Je ne vois pas, pour ma part, en quoi cette opinion d’Empédocle empêcherait de vivre[2] ceux qui croient que ce qui n’est pas ne saurait naître, que ce qui existe ne périt point, que le rapprochement de certaines substances est ce qu’on appelle la génération, et que leur dissolution constitue la mort. C’est « génération » que veut dire Empédocle quand il emploie le mot « nature », et la preuve, c’est qu’il lui oppose la mort.
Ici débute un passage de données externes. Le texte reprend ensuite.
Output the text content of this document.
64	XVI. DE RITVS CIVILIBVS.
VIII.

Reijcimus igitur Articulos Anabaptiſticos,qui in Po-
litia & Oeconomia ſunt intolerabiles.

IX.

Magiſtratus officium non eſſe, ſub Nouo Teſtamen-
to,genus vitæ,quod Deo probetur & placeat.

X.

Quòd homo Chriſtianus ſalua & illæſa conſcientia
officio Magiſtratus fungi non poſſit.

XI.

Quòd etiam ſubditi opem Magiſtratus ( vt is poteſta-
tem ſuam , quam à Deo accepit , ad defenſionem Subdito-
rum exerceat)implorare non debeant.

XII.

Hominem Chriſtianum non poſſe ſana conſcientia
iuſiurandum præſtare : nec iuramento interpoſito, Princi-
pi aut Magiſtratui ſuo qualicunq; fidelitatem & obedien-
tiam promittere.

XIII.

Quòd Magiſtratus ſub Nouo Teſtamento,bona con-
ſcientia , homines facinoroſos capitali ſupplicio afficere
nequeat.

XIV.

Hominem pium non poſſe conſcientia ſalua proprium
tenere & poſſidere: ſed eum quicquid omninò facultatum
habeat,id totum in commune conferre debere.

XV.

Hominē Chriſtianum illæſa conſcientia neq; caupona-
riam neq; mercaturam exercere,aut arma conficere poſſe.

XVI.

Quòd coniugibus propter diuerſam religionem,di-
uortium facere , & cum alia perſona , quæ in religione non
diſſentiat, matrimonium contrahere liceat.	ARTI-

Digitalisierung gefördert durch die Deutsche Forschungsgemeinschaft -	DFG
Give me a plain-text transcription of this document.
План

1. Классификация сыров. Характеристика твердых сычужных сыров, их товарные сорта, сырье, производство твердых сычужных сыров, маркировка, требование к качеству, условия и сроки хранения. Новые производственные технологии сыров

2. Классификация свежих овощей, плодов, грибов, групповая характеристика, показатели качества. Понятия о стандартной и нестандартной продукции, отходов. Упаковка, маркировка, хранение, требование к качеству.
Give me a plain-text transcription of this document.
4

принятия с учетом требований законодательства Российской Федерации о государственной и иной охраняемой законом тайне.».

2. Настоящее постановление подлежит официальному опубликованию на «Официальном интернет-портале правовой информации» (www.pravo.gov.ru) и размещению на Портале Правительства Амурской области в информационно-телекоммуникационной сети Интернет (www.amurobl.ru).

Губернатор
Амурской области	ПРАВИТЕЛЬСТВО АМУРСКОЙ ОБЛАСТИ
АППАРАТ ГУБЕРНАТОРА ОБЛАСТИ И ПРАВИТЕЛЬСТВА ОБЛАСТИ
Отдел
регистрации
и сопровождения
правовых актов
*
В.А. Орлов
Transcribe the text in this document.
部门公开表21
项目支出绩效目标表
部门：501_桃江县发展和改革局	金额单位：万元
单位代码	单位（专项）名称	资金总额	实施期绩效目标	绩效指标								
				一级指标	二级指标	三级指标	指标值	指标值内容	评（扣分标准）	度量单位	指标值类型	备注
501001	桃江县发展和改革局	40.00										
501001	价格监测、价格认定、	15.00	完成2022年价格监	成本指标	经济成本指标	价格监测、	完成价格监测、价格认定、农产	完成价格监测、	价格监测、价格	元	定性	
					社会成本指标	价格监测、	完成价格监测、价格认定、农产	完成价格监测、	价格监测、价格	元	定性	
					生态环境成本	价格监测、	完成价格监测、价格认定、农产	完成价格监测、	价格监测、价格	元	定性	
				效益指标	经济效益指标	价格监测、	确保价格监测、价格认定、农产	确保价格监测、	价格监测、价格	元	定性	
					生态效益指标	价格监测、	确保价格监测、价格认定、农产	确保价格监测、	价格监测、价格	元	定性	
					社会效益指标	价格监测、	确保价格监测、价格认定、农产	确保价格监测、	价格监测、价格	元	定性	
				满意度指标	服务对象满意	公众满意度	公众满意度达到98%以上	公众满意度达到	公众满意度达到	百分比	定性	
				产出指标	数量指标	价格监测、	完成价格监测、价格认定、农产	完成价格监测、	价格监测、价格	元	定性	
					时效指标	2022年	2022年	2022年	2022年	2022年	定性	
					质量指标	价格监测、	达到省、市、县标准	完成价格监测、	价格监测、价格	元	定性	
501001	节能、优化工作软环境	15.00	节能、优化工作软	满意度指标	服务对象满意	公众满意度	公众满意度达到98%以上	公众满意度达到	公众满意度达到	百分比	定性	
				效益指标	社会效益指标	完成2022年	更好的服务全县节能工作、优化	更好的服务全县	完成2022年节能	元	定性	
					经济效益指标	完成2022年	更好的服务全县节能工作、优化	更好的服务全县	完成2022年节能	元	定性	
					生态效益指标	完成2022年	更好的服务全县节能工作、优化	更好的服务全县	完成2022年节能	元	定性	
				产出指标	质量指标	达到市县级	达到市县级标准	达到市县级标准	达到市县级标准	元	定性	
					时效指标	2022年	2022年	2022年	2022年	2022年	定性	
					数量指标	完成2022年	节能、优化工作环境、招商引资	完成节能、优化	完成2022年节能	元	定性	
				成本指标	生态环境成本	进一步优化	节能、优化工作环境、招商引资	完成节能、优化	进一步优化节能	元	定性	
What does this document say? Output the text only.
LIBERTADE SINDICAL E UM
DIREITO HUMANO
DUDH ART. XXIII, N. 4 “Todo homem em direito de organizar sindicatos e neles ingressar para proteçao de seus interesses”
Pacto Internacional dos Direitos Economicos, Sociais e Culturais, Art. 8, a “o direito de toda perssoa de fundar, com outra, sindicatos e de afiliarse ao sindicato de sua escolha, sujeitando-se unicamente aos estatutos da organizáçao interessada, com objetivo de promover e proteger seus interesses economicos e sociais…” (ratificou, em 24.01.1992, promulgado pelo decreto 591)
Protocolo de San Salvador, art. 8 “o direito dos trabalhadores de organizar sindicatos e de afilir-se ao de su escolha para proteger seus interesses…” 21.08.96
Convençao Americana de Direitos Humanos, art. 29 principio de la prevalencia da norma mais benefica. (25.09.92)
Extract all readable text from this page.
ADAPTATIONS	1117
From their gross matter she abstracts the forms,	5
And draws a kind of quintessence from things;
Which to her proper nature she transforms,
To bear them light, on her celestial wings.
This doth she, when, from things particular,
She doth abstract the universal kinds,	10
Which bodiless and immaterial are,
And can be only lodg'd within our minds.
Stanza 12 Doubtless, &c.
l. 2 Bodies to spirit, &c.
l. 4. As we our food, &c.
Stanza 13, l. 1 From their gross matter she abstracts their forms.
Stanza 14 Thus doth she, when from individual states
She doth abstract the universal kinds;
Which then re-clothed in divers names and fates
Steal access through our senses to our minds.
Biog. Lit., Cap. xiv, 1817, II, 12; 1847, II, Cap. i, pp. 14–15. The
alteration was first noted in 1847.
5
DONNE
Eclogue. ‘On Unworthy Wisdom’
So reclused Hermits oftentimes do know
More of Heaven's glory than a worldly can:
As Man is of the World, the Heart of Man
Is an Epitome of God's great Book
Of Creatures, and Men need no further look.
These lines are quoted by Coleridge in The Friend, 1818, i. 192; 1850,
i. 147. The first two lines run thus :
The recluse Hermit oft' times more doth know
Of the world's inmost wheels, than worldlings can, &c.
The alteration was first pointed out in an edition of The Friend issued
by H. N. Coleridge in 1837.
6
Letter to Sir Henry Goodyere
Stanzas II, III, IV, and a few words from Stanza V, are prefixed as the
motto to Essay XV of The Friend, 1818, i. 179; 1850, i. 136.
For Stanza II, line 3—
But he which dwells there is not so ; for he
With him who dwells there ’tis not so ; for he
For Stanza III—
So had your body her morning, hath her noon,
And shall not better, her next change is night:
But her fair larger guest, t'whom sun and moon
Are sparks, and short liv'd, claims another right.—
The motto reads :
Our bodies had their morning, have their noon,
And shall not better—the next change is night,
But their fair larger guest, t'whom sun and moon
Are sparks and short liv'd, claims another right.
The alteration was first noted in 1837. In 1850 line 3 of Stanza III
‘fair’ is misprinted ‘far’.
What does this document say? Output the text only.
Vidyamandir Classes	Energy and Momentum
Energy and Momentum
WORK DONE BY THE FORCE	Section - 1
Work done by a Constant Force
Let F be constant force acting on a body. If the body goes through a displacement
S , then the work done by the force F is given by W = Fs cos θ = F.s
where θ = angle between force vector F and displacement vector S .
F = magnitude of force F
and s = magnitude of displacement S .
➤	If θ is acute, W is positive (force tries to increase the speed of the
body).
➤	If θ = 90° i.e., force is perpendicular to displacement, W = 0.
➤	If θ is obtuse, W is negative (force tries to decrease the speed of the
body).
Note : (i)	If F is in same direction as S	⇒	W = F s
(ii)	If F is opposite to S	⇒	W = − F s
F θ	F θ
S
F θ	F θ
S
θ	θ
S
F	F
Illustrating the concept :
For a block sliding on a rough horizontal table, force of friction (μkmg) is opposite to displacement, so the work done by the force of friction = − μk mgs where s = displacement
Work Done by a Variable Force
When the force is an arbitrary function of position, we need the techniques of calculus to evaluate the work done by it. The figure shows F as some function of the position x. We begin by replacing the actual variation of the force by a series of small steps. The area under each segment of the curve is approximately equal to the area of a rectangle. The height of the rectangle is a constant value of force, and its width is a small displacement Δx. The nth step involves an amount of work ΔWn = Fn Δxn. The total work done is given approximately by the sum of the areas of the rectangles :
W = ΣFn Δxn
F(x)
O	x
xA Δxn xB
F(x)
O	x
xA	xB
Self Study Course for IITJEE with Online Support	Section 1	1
Mais si penser que des mélanges sont la génération, que des décompositions sont la mort, c’est ou ne pas vivre ou ne pas pouvoir vivre, que font autre chose les Épicuriens ? Du moins Empédocle, en ayant soin de coller, d’ajuster, les éléments au moyen du chaud, du mou, de l’humide, leur donne jusqu’à un certain point un mélange et une cohésion qui ressemble à de l’unité. Mais ceux qui, après avoir prétendu que les atomes sont immuables et impassibles, les poussent en un même point, ne peuvent rien en faire naître, et se bornent à les heurter sans cesse les uns contre les autres. L’enchevêtrement de ces atomes les empêche de se séparer et augmente leur collision mutuelle, de sorte que, même d’après une telle doctrine, il n’y a que désordre et combat dans ce qu’on appelle la génération.

  1. Nous avons vu au chap. I, que Colotès avait dédié son ouvrage à Ptolémée. C’était Ptolémée Philopator, prince d’ailleurs décrié sous tous les rapports.
  2. Il faut se souvenir que le traité de Colotės avait pour but de prouver « que l’on ne saurait vivre en suivant la doctrine des autres philosophes ».